A reset.
A blank page.
A circuit breaker.
Kai draws closer. My skin tingles in anticipation of his touch, but it doesn’t come. He takes the branch from me instead and gives it an experimental twirl. “Where did you learn this?”
“Bali. From my ex.”
“Your ex…boyfriend?”
“That’s the one.”
He nods, more to himself than to me. “I wasn’t sure.”
“About my ex?”
“No, about your sexuality. Not that it matters, I just…uh, wondered.”
“Why?”
He spins the branch again. A deflection? No. I don’t think so. But maybe he doesn’t have an answer to give, and I can live with that.
Can’t live with this heat, though. I reach over my shoulder and pull my T-shirt off.
Kai drops the branch.
Crouches to retrieve it and takes a million years to come back up.
I join the dots and step away. I’ve been wrong about this shit in the past, but I’m not wrong now. He likes what he sees, and he doesn’t know what to do with it. A sexual awakening or a straight boy with a fetish?
Doesn’t matter. He’s a good man, and I want us to be friends. I’m not here to make life harder for him.

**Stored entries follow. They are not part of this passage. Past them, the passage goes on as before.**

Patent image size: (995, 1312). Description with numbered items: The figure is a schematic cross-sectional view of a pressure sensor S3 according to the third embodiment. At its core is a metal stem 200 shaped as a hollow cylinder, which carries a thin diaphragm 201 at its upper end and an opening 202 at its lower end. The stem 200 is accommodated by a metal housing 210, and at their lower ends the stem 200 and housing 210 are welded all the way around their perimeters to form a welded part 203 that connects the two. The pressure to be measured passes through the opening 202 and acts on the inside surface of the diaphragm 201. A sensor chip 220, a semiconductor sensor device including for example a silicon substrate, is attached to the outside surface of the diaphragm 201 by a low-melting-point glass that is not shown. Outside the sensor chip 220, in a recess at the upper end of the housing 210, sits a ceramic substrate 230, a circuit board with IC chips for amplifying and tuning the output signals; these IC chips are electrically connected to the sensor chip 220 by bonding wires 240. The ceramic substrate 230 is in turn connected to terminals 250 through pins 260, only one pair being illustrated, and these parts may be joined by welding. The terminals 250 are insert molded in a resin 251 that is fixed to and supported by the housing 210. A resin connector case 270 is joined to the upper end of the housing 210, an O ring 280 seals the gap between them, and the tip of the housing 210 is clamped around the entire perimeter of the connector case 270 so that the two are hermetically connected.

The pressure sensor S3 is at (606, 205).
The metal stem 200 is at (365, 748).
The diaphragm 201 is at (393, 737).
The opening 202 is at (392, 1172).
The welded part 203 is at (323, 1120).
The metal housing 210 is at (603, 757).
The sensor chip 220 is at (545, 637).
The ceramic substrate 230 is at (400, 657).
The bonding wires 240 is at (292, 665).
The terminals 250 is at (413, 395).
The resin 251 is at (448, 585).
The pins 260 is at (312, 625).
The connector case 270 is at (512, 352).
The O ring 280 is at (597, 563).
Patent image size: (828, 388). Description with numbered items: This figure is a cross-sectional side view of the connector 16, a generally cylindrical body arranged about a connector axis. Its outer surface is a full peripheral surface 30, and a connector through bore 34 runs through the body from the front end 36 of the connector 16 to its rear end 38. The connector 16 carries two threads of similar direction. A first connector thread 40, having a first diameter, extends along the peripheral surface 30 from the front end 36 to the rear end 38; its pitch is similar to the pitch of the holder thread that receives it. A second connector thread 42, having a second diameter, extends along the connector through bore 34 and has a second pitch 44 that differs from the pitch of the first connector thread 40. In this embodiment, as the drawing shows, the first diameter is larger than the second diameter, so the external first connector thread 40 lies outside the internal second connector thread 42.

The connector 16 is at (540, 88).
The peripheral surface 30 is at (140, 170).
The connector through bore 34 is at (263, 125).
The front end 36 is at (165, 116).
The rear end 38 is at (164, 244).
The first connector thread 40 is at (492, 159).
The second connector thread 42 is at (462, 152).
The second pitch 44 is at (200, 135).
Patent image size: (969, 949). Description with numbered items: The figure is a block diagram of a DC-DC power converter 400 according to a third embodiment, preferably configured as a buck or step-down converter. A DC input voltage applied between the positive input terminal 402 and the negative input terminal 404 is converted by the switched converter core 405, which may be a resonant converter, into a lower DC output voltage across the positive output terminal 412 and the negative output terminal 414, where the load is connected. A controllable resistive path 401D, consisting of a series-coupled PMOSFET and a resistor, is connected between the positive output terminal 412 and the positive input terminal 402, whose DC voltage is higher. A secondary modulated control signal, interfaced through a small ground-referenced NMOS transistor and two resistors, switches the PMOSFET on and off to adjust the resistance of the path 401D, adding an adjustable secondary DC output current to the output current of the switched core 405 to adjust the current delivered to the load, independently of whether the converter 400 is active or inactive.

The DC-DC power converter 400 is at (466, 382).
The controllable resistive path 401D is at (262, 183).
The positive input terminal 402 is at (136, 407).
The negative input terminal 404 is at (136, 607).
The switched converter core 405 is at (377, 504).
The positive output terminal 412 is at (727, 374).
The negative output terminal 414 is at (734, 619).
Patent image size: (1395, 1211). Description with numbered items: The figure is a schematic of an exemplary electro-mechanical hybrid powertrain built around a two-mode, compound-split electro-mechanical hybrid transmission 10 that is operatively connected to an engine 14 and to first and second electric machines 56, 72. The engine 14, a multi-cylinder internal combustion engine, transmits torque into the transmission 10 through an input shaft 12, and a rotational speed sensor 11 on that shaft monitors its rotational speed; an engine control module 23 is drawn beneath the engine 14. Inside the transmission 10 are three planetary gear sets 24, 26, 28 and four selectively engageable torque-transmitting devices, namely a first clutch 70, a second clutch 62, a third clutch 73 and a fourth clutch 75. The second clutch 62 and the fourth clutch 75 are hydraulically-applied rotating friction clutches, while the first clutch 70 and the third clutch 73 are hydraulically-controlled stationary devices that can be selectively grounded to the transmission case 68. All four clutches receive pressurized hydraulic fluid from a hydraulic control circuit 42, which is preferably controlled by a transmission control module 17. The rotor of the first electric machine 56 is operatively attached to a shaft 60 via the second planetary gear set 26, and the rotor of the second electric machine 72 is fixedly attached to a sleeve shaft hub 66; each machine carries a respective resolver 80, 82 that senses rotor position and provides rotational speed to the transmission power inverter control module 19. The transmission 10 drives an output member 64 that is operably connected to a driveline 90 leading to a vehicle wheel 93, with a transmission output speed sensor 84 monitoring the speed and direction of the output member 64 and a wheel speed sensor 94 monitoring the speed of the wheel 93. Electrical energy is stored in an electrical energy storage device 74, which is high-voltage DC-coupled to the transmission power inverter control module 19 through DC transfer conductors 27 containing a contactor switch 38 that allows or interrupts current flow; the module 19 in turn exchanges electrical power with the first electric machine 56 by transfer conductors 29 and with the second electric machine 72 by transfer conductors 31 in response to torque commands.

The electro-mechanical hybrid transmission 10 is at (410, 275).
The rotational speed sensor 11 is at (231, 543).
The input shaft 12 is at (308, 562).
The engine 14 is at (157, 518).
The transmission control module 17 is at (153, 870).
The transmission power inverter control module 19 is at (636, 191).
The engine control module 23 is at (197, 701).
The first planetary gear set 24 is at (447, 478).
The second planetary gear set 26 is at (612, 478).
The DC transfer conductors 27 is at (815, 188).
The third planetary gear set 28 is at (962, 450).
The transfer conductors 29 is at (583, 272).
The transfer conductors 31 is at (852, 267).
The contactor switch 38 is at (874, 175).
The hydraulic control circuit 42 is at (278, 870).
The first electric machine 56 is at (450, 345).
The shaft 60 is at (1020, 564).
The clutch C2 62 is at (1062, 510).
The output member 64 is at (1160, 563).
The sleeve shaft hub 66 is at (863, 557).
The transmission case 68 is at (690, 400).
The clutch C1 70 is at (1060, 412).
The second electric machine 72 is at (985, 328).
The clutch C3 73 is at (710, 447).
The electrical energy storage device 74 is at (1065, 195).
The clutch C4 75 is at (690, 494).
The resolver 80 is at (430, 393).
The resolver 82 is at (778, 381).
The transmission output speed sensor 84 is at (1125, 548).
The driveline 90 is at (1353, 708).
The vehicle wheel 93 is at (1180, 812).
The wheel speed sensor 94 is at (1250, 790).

Put your shirt back on, then.
I don’t. Instead, I turn and keep walking, trusting I’m going in the right direction and Kai will follow, spreading my arms wide, catching the sun and the gentle breeze.
Man, this place is heaven.
I close my eyes. Kai’s footsteps sound behind me, light for such a big man, and I feel his presence as he reaches my side. I don’t need to look. His face is indelibly etched in my brain. Even if I never saw him again, I reckon I could draw it from memory. His rugged jaw, tanned cheekbones, and soulful gaze. His full lips. It’s unfair that he’s so hot. That he’s sonice.Resisting a wanker is so much easier.
“Can I ask you something?” he says suddenly.
I’m weak. I’ve never claimed to be anything else. I open my eyes. Drop my arms and turn to him without a second thought. “Sure.”
“Have you always had long hair?”
Okay, that’s an easy one. Or at least off the topic I was expecting. “Yeah, since I was little and my old man—my dad—realized that taking me to the barber was a nightmare. I couldn’t sit still and I hated having my scalp touched, so he let me grow it, and then my cousins grew theirs in solidarity.”
“Wow. That’s cool. How many of you?”
“Five. But only one kept it into adulthood, and he kinda looks like a Viking these days—if Vikings rode Harleys.”
Kai nods, taking it all in. We keep walking. He says nothing and I feel the need to fill the silence with something ridiculous. “I changed my mind when I got older.”
He shifts his gaze to me. “About what?”
“About having hands on my head, fingers in my hair, nails on my scalp. I like it now. Love it, actually.”